You remember the sharp pain when you tried standing up on that beach, the way you’d clutched your side, the blood staining your ripped turtleneck and the sand you were resting on. “Yeah, I think I got a nasty cut on the rocks or something.”
Mom frowns, her fingers pressing more firmly. “Where? I don’t feel anything. Are you sure it was this side?”
You sit up, a knot of unease tightening in your stomach, pulling the blanket away and lifting the hem of the borrowed sweater, then the t-shirt underneath. Your fingers trace the skin of your side, where the jagged rocks of the Teeth should have left their mark.
There's nothing.
Not a scratch, not a sore bruise, not even a faint pink line to indicate where the bleeding stripes had been. The skin is smooth, unblemished,.
You stare, bewildered, your mind racing back to the searing pain, the crimson stain, Rafayel not wanting to be piggybacked because he was afraid of hurting you further. It was real. You recall it clearly.
“See?” Mom sighs, relieved. “Nothing there.
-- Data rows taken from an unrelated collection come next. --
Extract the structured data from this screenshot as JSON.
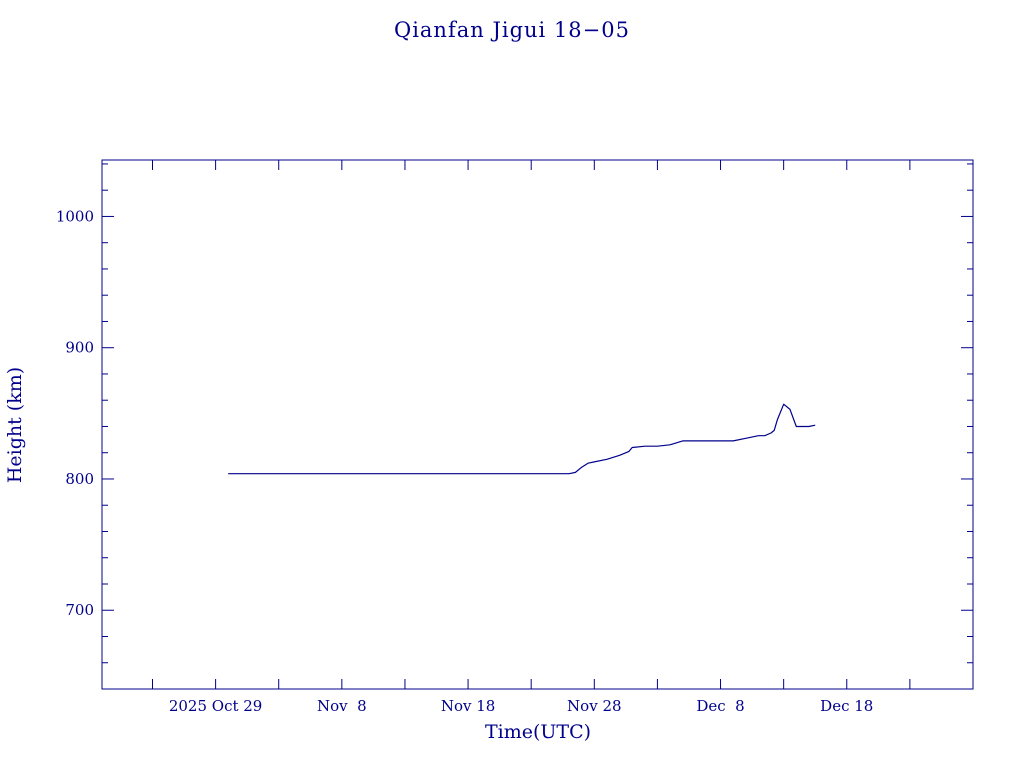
{
  "colors": {
    "ink": "#00008b",
    "background": "#ffffff"
  },
  "chart_data": {
    "type": "line",
    "title": "Qianfan Jigui 18−05",
    "xlabel": "Time(UTC)",
    "ylabel": "Height (km)",
    "x_type": "date",
    "xlim": [
      "2025-10-20",
      "2025-12-28"
    ],
    "ylim": [
      640,
      1043
    ],
    "x_major_ticks": [
      {
        "date": "2025-10-24",
        "label": ""
      },
      {
        "date": "2025-10-29",
        "label": "2025 Oct 29"
      },
      {
        "date": "2025-11-03",
        "label": ""
      },
      {
        "date": "2025-11-08",
        "label": "Nov  8"
      },
      {
        "date": "2025-11-13",
        "label": ""
      },
      {
        "date": "2025-11-18",
        "label": "Nov 18"
      },
      {
        "date": "2025-11-23",
        "label": ""
      },
      {
        "date": "2025-11-28",
        "label": "Nov 28"
      },
      {
        "date": "2025-12-03",
        "label": ""
      },
      {
        "date": "2025-12-08",
        "label": "Dec  8"
      },
      {
        "date": "2025-12-13",
        "label": ""
      },
      {
        "date": "2025-12-18",
        "label": "Dec 18"
      },
      {
        "date": "2025-12-23",
        "label": ""
      }
    ],
    "y_major_ticks": [
      {
        "value": 700,
        "label": "700"
      },
      {
        "value": 800,
        "label": "800"
      },
      {
        "value": 900,
        "label": "900"
      },
      {
        "value": 1000,
        "label": "1000"
      }
    ],
    "y_minor_step": 20,
    "grid": false,
    "legend": "none",
    "series": [
      {
        "x": [
          "2025-10-30",
          "2025-11-05",
          "2025-11-12",
          "2025-11-19",
          "2025-11-25",
          "2025-11-26",
          "2025-11-26 12:00",
          "2025-11-27",
          "2025-11-27 12:00",
          "2025-11-28",
          "2025-11-29",
          "2025-11-30",
          "2025-11-30 18:00",
          "2025-12-01",
          "2025-12-02",
          "2025-12-02 12:00",
          "2025-12-03",
          "2025-12-04",
          "2025-12-05",
          "2025-12-06",
          "2025-12-07",
          "2025-12-08",
          "2025-12-08 12:00",
          "2025-12-09",
          "2025-12-10",
          "2025-12-11",
          "2025-12-11 12:00",
          "2025-12-12",
          "2025-12-12 06:00",
          "2025-12-12 12:00",
          "2025-12-13",
          "2025-12-13 12:00",
          "2025-12-14",
          "2025-12-15",
          "2025-12-15 12:00"
        ],
        "y": [
          804,
          804,
          804,
          804,
          804,
          804,
          805,
          809,
          812,
          813,
          815,
          818,
          821,
          824,
          825,
          825,
          825,
          826,
          829,
          829,
          829,
          829,
          829,
          829,
          831,
          833,
          833,
          835,
          837,
          845,
          857,
          853,
          840,
          840,
          841
        ]
      }
    ]
  }
}
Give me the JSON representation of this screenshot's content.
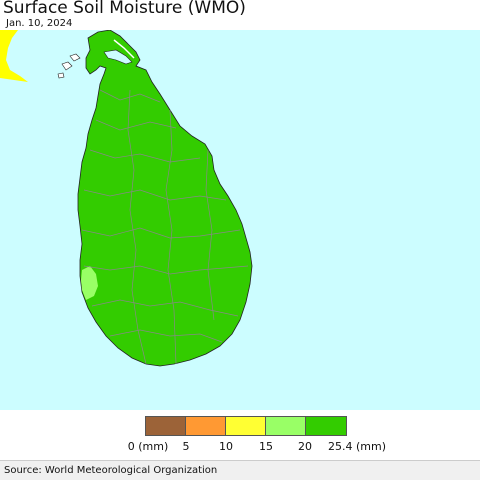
{
  "header": {
    "title": "Surface Soil Moisture (WMO)",
    "date": "Jan. 10, 2024"
  },
  "colors": {
    "ocean": "#ccfdff",
    "india_land": "#ffff00",
    "land_main": "#33cc00",
    "land_wet_patch": "#99ff66",
    "boundary": "#888888"
  },
  "legend": {
    "swatches": [
      {
        "color": "#9c6338",
        "range": "0-5"
      },
      {
        "color": "#ff9933",
        "range": "5-10"
      },
      {
        "color": "#ffff33",
        "range": "10-15"
      },
      {
        "color": "#99ff66",
        "range": "15-20"
      },
      {
        "color": "#33cc00",
        "range": "20-25.4"
      }
    ],
    "labels": [
      "0 (mm)",
      "5",
      "10",
      "15",
      "20",
      "25.4 (mm)"
    ]
  },
  "footer": {
    "source": "Source: World Meteorological Organization"
  }
}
You must have just imagined it in all the chaos, poor thing.”
Notes:
yeah, they got pride and prejudice'd. whoops, took you by surprise didn't i? wonder how that'll go... i hope you like the direction their dynamic took bc im gonna lose it. did you know this went through FOUR DRAFTS? One of them had the reader going "omg ur.. comforting me 🥺" and rafayel going all therapy talk, which i came to dislike bc the reader getting defensive was more realistic. another one had a braiding scene after the reader has a panic attack from the topic of jobs, which got scrapped because these two are still "strangers". i deleted over and over again as nothing seemed to work.
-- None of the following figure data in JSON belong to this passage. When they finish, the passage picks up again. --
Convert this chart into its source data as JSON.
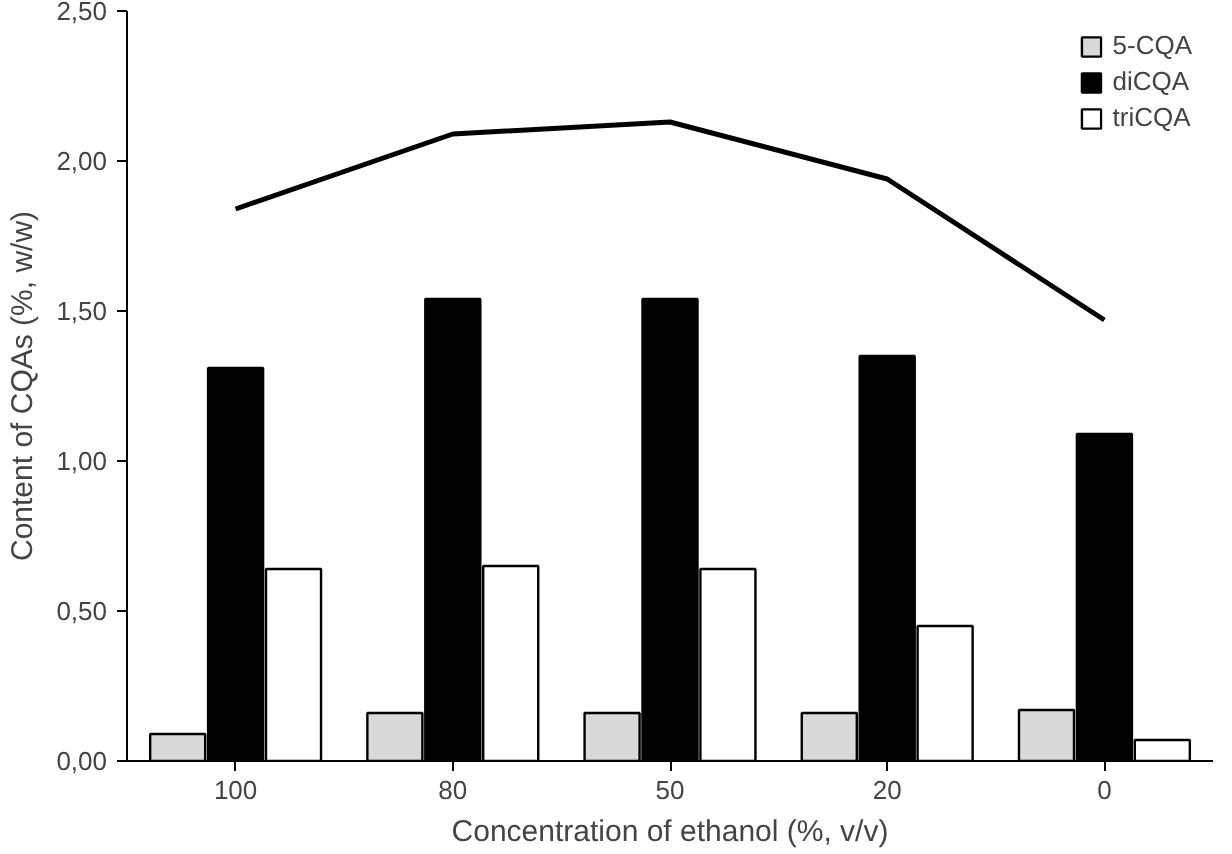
{
  "chart_data": {
    "type": "bar",
    "xlabel": "Concentration of ethanol (%, v/v)",
    "ylabel": "Content of CQAs (%, w/w)",
    "categories": [
      "100",
      "80",
      "50",
      "20",
      "0"
    ],
    "series": [
      {
        "name": "5-CQA",
        "color": "#d9d9d9",
        "values": [
          0.09,
          0.16,
          0.16,
          0.16,
          0.17
        ]
      },
      {
        "name": "diCQA",
        "color": "#000000",
        "values": [
          1.31,
          1.54,
          1.54,
          1.35,
          1.09
        ]
      },
      {
        "name": "triCQA",
        "color": "#ffffff",
        "values": [
          0.64,
          0.65,
          0.64,
          0.45,
          0.07
        ]
      },
      {
        "type": "line",
        "color": "#000000",
        "values": [
          1.84,
          2.09,
          2.13,
          1.94,
          1.47
        ]
      }
    ],
    "ylim": [
      0,
      2.5
    ],
    "yticks": [
      {
        "value": 0,
        "label": "0,00"
      },
      {
        "value": 0.5,
        "label": "0,50"
      },
      {
        "value": 1,
        "label": "1,00"
      },
      {
        "value": 1.5,
        "label": "1,50"
      },
      {
        "value": 2,
        "label": "2,00"
      },
      {
        "value": 2.5,
        "label": "2,50"
      }
    ],
    "grid": false,
    "legend": "top right"
  }
}
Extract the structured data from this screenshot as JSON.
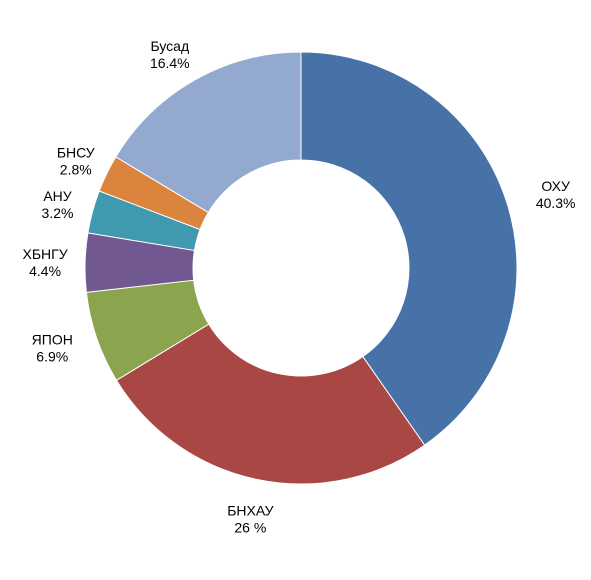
{
  "chart_data": {
    "type": "pie",
    "donut": true,
    "legend": "none",
    "series": [
      {
        "name": "ОХУ",
        "value": 40.3,
        "value_label": "40.3%",
        "color": "#4672A8"
      },
      {
        "name": "БНХАУ",
        "value": 26.0,
        "value_label": "26 %",
        "color": "#A94745"
      },
      {
        "name": "ЯПОН",
        "value": 6.9,
        "value_label": "6.9%",
        "color": "#8BA54F"
      },
      {
        "name": "ХБНГУ",
        "value": 4.4,
        "value_label": "4.4%",
        "color": "#725890"
      },
      {
        "name": "АНУ",
        "value": 3.2,
        "value_label": "3.2%",
        "color": "#4199AF"
      },
      {
        "name": "БНСУ",
        "value": 2.8,
        "value_label": "2.8%",
        "color": "#DB843D"
      },
      {
        "name": "Бусад",
        "value": 16.4,
        "value_label": "16.4%",
        "color": "#94A9D0"
      }
    ]
  }
}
but rafayel using his pisces sun for evil and being provocative on purpose to get her to explode and vent all her pent-up feelings landed better when i went through more rewrites. 1) he wants to help. the seal him was mute, he couldnt offer comfort that way. 2) he also wants to desperately connect, it's irritating him how distant the reader is after having that connection with her as a seal. nevermind it's literally the first day. he's impatient, yes. in a way he experienced what theo went through in 5 months and already he couldnt take it. getting her so angry to the point of threatening him was a victory for him (as evidenced by the absolute lovestruck state he's in throughout the entire thing), he hasn't seen her angry like that ever. but he got to have a part of her that she hasn't shown to anyone. his obsessive side shines through here -- such a shame i can't exactly get into it and im limited by the reader's POV 😭😭
at least we got howl pendragon rafayel!!!! that's the official fashion inspiration i have in mind for him !!!!
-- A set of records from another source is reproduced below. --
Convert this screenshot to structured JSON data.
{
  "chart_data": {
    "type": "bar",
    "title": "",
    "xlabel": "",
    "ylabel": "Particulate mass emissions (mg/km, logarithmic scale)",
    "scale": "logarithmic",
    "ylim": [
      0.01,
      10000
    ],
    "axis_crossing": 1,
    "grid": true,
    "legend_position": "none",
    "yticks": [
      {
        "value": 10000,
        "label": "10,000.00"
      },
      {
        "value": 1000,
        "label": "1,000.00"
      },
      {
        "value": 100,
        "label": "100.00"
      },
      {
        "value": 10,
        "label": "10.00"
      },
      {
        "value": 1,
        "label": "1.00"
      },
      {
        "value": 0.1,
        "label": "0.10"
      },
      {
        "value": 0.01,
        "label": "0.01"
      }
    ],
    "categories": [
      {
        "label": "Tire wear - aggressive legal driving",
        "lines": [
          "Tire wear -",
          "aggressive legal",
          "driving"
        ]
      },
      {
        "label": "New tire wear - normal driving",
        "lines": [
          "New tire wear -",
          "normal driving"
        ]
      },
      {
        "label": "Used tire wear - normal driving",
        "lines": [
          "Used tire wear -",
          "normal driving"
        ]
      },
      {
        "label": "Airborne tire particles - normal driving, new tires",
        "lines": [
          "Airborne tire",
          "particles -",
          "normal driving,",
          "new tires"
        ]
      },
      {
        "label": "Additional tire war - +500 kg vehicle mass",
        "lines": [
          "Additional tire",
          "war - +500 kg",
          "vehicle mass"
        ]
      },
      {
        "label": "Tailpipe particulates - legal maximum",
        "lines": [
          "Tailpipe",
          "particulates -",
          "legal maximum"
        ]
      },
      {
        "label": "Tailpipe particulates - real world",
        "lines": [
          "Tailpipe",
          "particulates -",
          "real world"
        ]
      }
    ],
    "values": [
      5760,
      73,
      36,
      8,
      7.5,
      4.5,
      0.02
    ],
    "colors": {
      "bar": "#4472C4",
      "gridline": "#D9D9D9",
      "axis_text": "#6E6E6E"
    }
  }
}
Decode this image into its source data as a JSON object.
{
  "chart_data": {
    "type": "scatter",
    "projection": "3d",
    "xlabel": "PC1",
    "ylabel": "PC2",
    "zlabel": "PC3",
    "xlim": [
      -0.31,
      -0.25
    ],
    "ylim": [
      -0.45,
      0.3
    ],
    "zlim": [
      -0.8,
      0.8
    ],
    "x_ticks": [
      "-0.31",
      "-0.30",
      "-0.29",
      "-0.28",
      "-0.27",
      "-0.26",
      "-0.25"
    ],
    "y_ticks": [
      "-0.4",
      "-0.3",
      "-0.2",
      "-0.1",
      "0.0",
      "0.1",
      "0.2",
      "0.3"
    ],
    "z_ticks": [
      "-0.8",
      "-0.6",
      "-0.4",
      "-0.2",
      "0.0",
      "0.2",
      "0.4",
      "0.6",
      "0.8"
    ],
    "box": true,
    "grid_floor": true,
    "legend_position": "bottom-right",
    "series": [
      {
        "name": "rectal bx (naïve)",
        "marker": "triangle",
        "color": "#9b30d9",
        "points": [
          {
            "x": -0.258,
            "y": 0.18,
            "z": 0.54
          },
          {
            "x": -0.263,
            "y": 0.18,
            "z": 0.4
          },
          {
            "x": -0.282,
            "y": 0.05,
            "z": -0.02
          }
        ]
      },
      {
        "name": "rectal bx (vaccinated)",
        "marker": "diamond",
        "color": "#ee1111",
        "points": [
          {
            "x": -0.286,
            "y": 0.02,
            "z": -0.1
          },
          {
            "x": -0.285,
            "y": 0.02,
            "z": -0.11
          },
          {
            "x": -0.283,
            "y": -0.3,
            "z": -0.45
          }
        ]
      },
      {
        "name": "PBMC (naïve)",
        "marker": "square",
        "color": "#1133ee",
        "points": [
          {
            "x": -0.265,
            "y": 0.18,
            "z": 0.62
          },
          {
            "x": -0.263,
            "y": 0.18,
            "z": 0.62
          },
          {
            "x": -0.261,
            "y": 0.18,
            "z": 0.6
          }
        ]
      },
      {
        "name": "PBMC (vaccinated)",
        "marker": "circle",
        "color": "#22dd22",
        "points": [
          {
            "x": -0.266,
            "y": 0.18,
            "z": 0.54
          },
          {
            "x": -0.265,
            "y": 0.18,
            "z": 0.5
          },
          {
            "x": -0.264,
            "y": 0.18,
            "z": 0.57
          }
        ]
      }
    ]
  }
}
also, 11k hits???? oh my GOD. I CANT EVEN KEEP UP WITH THE COMMENTS ANYMORE BUT THEY ARE MY SUSTENANCE!!!!! Thank you SO MUCH for the love and support you give this fic, I just can't believe how this picked up. You guys allow me to be creative and properly write what I have in mind without burnout, I don't know how to express my gratitude! ARRGGGGGGGG I LOVE ALL OF YOU !!!!